In [1]:
from transformers import AutoTokenizer, pipeline, AutoModelForCausalLM
import torch
from langchain import HuggingFacePipeline
from IPython.display import display, Markdown

In [2]:
GEMMA_MODEL = "google/gemma-7b-it"
DEVICE = torch.device("mps")

## Huggingface Pipeline

In [None]:
tokenizer = AutoTokenizer.from_pretrained(GEMMA_MODEL)
gemma_pipeline = pipeline(
    model=GEMMA_MODEL,
    task="text-generation",
    tokenizer=tokenizer,
    torch_dtype=torch.float16,
    trust_remote_code=True,
    device="mps"
)

In [None]:
gemma_llm = HuggingFacePipeline(
    pipeline=gemma_pipeline,
    model_kwargs={
        "temperature": 0,
        "do_sample": True,
        "top_k": 5,
        "num_return_sequences": 1,
        "eos_token_id": tokenizer.eos_token_id,
    },
)

In [None]:
display(Markdown(gemma_llm("What is AI?", max_length=250)))

## HuggingFace AutoModel

In [4]:
tokenizer = AutoTokenizer.from_pretrained(GEMMA_MODEL)
model = AutoModelForCausalLM.from_pretrained(
    GEMMA_MODEL,
    device_map="auto",
    offload_folder="../model",
    torch_dtype=torch.float16
)

Gemma's activation function should be approximate GeLU and not exact GeLU.
Changing the activation function to `gelu_pytorch_tanh`.if you want to use the legacy `gelu`, edit the `model.config` to set `hidden_activation=gelu`   instead of `hidden_act`. See https://github.com/huggingface/transformers/pull/29402 for more details.

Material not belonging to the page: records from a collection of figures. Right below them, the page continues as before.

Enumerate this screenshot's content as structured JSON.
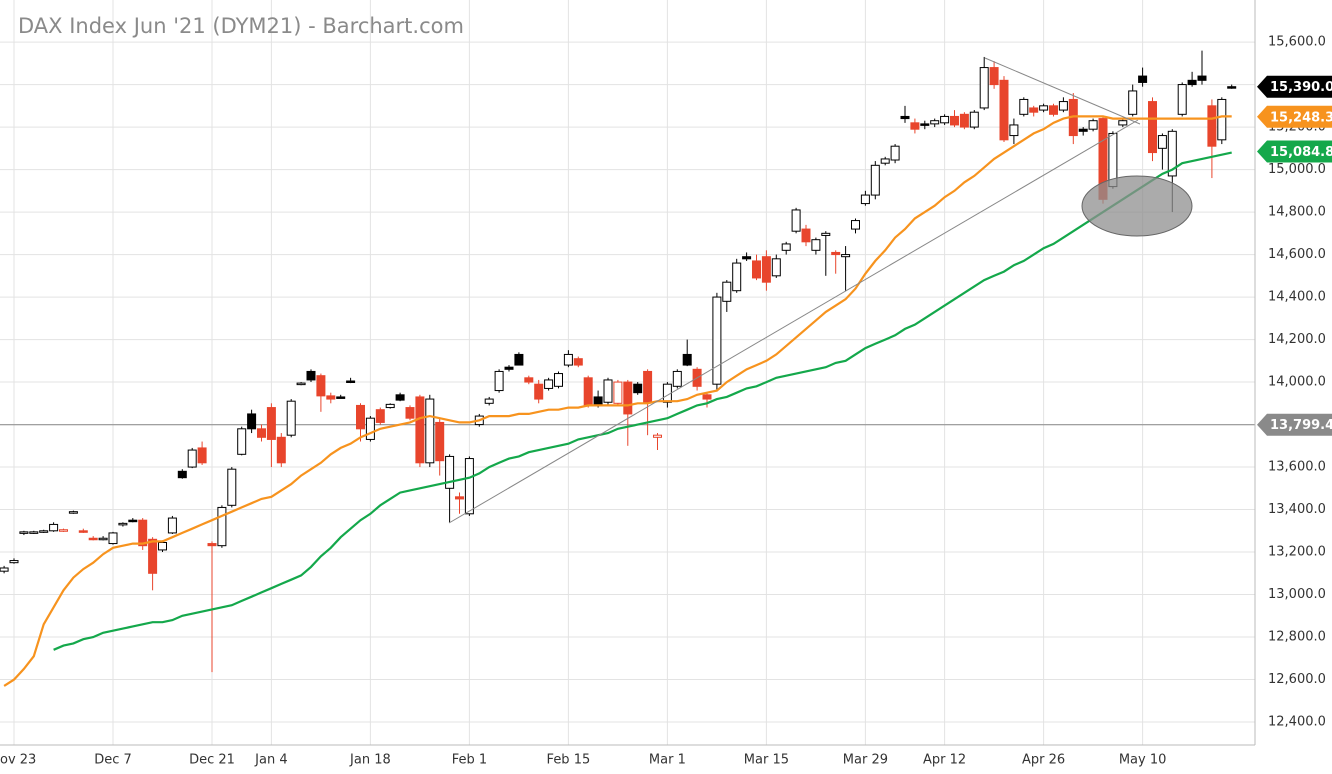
{
  "chart_data": {
    "type": "candlestick",
    "title": "DAX Index Jun '21 (DYM21) - Barchart.com",
    "categories": [
      null,
      "ov 23",
      null,
      null,
      null,
      null,
      null,
      null,
      null,
      null,
      null,
      "Dec 7",
      null,
      null,
      null,
      null,
      null,
      null,
      null,
      null,
      null,
      "Dec 21",
      null,
      null,
      null,
      null,
      null,
      "Jan 4",
      null,
      null,
      null,
      null,
      null,
      null,
      null,
      null,
      null,
      "Jan 18",
      null,
      null,
      null,
      null,
      null,
      null,
      null,
      null,
      null,
      "Feb 1",
      null,
      null,
      null,
      null,
      null,
      null,
      null,
      null,
      null,
      "Feb 15",
      null,
      null,
      null,
      null,
      null,
      null,
      null,
      null,
      null,
      "Mar 1",
      null,
      null,
      null,
      null,
      null,
      null,
      null,
      null,
      null,
      "Mar 15",
      null,
      null,
      null,
      null,
      null,
      null,
      null,
      null,
      null,
      "Mar 29",
      null,
      null,
      null,
      null,
      null,
      null,
      null,
      "Apr 12",
      null,
      null,
      null,
      null,
      null,
      null,
      null,
      null,
      null,
      "Apr 26",
      null,
      null,
      null,
      null,
      null,
      null,
      null,
      null,
      null,
      "May 10",
      null,
      null,
      null,
      null,
      null,
      null,
      null,
      null,
      null
    ],
    "open": [
      13110,
      13150,
      13290,
      13290,
      13295,
      13300,
      13300,
      13385,
      13300,
      13265,
      13260,
      13240,
      13330,
      13350,
      13350,
      13260,
      13210,
      13290,
      13580,
      13600,
      13690,
      13240,
      13230,
      13420,
      13660,
      13850,
      13780,
      13880,
      13740,
      13750,
      13990,
      14050,
      14030,
      13935,
      13930,
      14005,
      13890,
      13730,
      13870,
      13880,
      13940,
      13880,
      13930,
      13620,
      13810,
      13500,
      13460,
      13380,
      13800,
      13900,
      13960,
      14070,
      14130,
      14020,
      13990,
      13970,
      13980,
      14080,
      14110,
      14020,
      13930,
      13905,
      13900,
      14000,
      13990,
      14050,
      13740,
      13905,
      13980,
      14130,
      14060,
      13940,
      13990,
      14380,
      14430,
      14590,
      14570,
      14590,
      14500,
      14620,
      14710,
      14720,
      14620,
      14690,
      14610,
      14590,
      14720,
      14840,
      14880,
      15030,
      15045,
      15250,
      15220,
      15215,
      15215,
      15220,
      15250,
      15260,
      15200,
      15290,
      15480,
      15420,
      15160,
      15260,
      15290,
      15280,
      15300,
      15280,
      15330,
      15190,
      15190,
      15240,
      14920,
      15210,
      15260,
      15440,
      15320,
      15100,
      14970,
      15260,
      15420,
      15440,
      15300,
      15140,
      15390
    ],
    "high": [
      13135,
      13170,
      13300,
      13300,
      13305,
      13340,
      13310,
      13395,
      13310,
      13275,
      13275,
      13295,
      13340,
      13360,
      13360,
      13270,
      13255,
      13370,
      13590,
      13690,
      13720,
      13250,
      13420,
      13600,
      13790,
      13870,
      13800,
      13900,
      13760,
      13920,
      14000,
      14060,
      14040,
      13950,
      13940,
      14020,
      13900,
      13840,
      13880,
      13900,
      13950,
      13890,
      13940,
      13940,
      13830,
      13660,
      13480,
      13650,
      13850,
      13930,
      14060,
      14080,
      14140,
      14030,
      14010,
      14020,
      14050,
      14150,
      14120,
      14030,
      13960,
      14020,
      14010,
      14010,
      14000,
      14060,
      13760,
      14000,
      14060,
      14200,
      14070,
      13950,
      14420,
      14480,
      14580,
      14610,
      14600,
      14620,
      14600,
      14660,
      14820,
      14740,
      14680,
      14710,
      14620,
      14640,
      14770,
      14900,
      15040,
      15060,
      15120,
      15300,
      15240,
      15230,
      15240,
      15260,
      15280,
      15270,
      15280,
      15530,
      15510,
      15440,
      15240,
      15340,
      15300,
      15310,
      15310,
      15340,
      15360,
      15200,
      15240,
      15250,
      15180,
      15240,
      15400,
      15480,
      15340,
      15170,
      15190,
      15410,
      15460,
      15560,
      15330,
      15340,
      15400
    ],
    "low": [
      13100,
      13145,
      13280,
      13285,
      13290,
      13295,
      13295,
      13380,
      13290,
      13255,
      13255,
      13235,
      13320,
      13340,
      13210,
      13020,
      13200,
      13285,
      13545,
      13595,
      13610,
      12635,
      13220,
      13410,
      13655,
      13760,
      13720,
      13600,
      13600,
      13740,
      13985,
      14000,
      13860,
      13900,
      13925,
      13995,
      13720,
      13720,
      13800,
      13875,
      13910,
      13820,
      13600,
      13600,
      13560,
      13340,
      13380,
      13370,
      13790,
      13890,
      13950,
      14050,
      14080,
      13990,
      13900,
      13960,
      13970,
      14070,
      14070,
      13880,
      13880,
      13890,
      13890,
      13700,
      13940,
      13750,
      13680,
      13880,
      13970,
      14075,
      13960,
      13880,
      13960,
      14330,
      14420,
      14570,
      14480,
      14430,
      14490,
      14600,
      14700,
      14640,
      14600,
      14500,
      14510,
      14430,
      14700,
      14830,
      14860,
      15020,
      15030,
      15220,
      15170,
      15190,
      15200,
      15210,
      15200,
      15190,
      15190,
      15280,
      15380,
      15130,
      15120,
      15250,
      15250,
      15270,
      15250,
      15270,
      15120,
      15160,
      15180,
      14840,
      14910,
      15200,
      15250,
      15390,
      15040,
      15000,
      14800,
      15250,
      15390,
      15400,
      14960,
      15120,
      15380
    ],
    "close": [
      13125,
      13160,
      13295,
      13295,
      13300,
      13330,
      13305,
      13390,
      13300,
      13260,
      13265,
      13290,
      13335,
      13345,
      13230,
      13100,
      13245,
      13360,
      13550,
      13680,
      13620,
      13230,
      13410,
      13590,
      13780,
      13780,
      13740,
      13730,
      13620,
      13910,
      13995,
      14010,
      13935,
      13920,
      13930,
      14000,
      13780,
      13830,
      13810,
      13895,
      13915,
      13830,
      13620,
      13920,
      13630,
      13650,
      13450,
      13640,
      13840,
      13920,
      14050,
      14060,
      14080,
      14000,
      13920,
      14010,
      14040,
      14130,
      14080,
      13890,
      13890,
      14010,
      14000,
      13850,
      13950,
      13905,
      13750,
      13990,
      14050,
      14080,
      13980,
      13920,
      14400,
      14470,
      14560,
      14580,
      14490,
      14470,
      14580,
      14650,
      14810,
      14660,
      14670,
      14700,
      14600,
      14600,
      14760,
      14880,
      15020,
      15050,
      15110,
      15240,
      15190,
      15210,
      15230,
      15250,
      15210,
      15200,
      15270,
      15480,
      15400,
      15140,
      15210,
      15330,
      15270,
      15300,
      15260,
      15320,
      15160,
      15180,
      15230,
      14860,
      15170,
      15230,
      15370,
      15410,
      15080,
      15160,
      15180,
      15400,
      15400,
      15420,
      15110,
      15330,
      15390
    ],
    "up_color": "#000000",
    "down_color": "#e8452c",
    "lines": [
      {
        "color": "#f7931e",
        "values": [
          12570,
          12600,
          12650,
          12710,
          12860,
          12940,
          13020,
          13080,
          13120,
          13150,
          13190,
          13220,
          13230,
          13240,
          13240,
          13250,
          13250,
          13270,
          13290,
          13310,
          13330,
          13350,
          13370,
          13390,
          13410,
          13430,
          13450,
          13460,
          13490,
          13520,
          13560,
          13590,
          13620,
          13660,
          13690,
          13710,
          13740,
          13760,
          13780,
          13790,
          13800,
          13810,
          13830,
          13840,
          13830,
          13820,
          13810,
          13810,
          13820,
          13840,
          13840,
          13840,
          13850,
          13850,
          13860,
          13870,
          13870,
          13880,
          13880,
          13890,
          13890,
          13890,
          13890,
          13890,
          13900,
          13900,
          13910,
          13910,
          13910,
          13920,
          13940,
          13950,
          13960,
          14000,
          14030,
          14060,
          14080,
          14100,
          14130,
          14170,
          14210,
          14250,
          14290,
          14330,
          14360,
          14390,
          14440,
          14510,
          14570,
          14620,
          14680,
          14720,
          14770,
          14800,
          14830,
          14870,
          14900,
          14940,
          14970,
          15010,
          15050,
          15080,
          15110,
          15140,
          15170,
          15190,
          15220,
          15240,
          15250,
          15250,
          15250,
          15250,
          15240,
          15240,
          15240,
          15240,
          15240,
          15240,
          15240,
          15240,
          15240,
          15240,
          15240,
          15250,
          15250
        ]
      },
      {
        "color": "#14a84b",
        "values": [
          null,
          null,
          null,
          null,
          null,
          12740,
          12760,
          12770,
          12790,
          12800,
          12820,
          12830,
          12840,
          12850,
          12860,
          12870,
          12870,
          12880,
          12900,
          12910,
          12920,
          12930,
          12940,
          12950,
          12970,
          12990,
          13010,
          13030,
          13050,
          13070,
          13090,
          13130,
          13180,
          13220,
          13270,
          13310,
          13350,
          13380,
          13420,
          13450,
          13480,
          13490,
          13500,
          13510,
          13520,
          13530,
          13540,
          13550,
          13570,
          13600,
          13620,
          13640,
          13650,
          13670,
          13680,
          13690,
          13700,
          13710,
          13730,
          13740,
          13750,
          13760,
          13780,
          13790,
          13800,
          13810,
          13820,
          13830,
          13850,
          13870,
          13890,
          13900,
          13920,
          13930,
          13950,
          13970,
          13980,
          14000,
          14020,
          14030,
          14040,
          14050,
          14060,
          14070,
          14090,
          14100,
          14130,
          14160,
          14180,
          14200,
          14220,
          14250,
          14270,
          14300,
          14330,
          14360,
          14390,
          14420,
          14450,
          14480,
          14500,
          14520,
          14550,
          14570,
          14600,
          14630,
          14650,
          14680,
          14710,
          14740,
          14770,
          14800,
          14830,
          14860,
          14890,
          14920,
          14950,
          14980,
          15000,
          15030,
          15040,
          15050,
          15060,
          15070,
          15080
        ]
      }
    ],
    "price_tags": [
      {
        "value": 15390,
        "label": "15,390.0",
        "color": "#000000"
      },
      {
        "value": 15248.3,
        "label": "15,248.3",
        "color": "#f7931e"
      },
      {
        "value": 15084.8,
        "label": "15,084.8",
        "color": "#14a84b"
      },
      {
        "value": 13799.4,
        "label": "13,799.4",
        "color": "#8a8a8a",
        "rule": true
      }
    ],
    "ylim": [
      12292,
      15798
    ],
    "yticks": [
      {
        "value": 12400,
        "label": "12,400.0"
      },
      {
        "value": 12600,
        "label": "12,600.0"
      },
      {
        "value": 12800,
        "label": "12,800.0"
      },
      {
        "value": 13000,
        "label": "13,000.0"
      },
      {
        "value": 13200,
        "label": "13,200.0"
      },
      {
        "value": 13400,
        "label": "13,400.0"
      },
      {
        "value": 13600,
        "label": "13,600.0"
      },
      {
        "value": 13800,
        "label": "13,800.0"
      },
      {
        "value": 14000,
        "label": "14,000.0"
      },
      {
        "value": 14200,
        "label": "14,200.0"
      },
      {
        "value": 14400,
        "label": "14,400.0"
      },
      {
        "value": 14600,
        "label": "14,600.0"
      },
      {
        "value": 14800,
        "label": "14,800.0"
      },
      {
        "value": 15000,
        "label": "15,000.0"
      },
      {
        "value": 15200,
        "label": "15,200.0"
      },
      {
        "value": 15400,
        "label": "15,400.0"
      },
      {
        "value": 15600,
        "label": "15,600.0"
      }
    ],
    "grid": true
  }
}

Loading checkpoint shards:   0%|          | 0/4 [00:00<?, ?it/s]

In [6]:
model.device

device(type='mps', index=0)

In [7]:
input_text = "What is the country next to spain?"
input_ids = tokenizer(input_text, return_tensors="pt").to("mps")

outputs = model.generate(input_ids.input_ids, max_length=200)
print(tokenizer.decode(outputs[0], skip_special_tokens=True))

What is the country next to spain?


In [None]:
outputs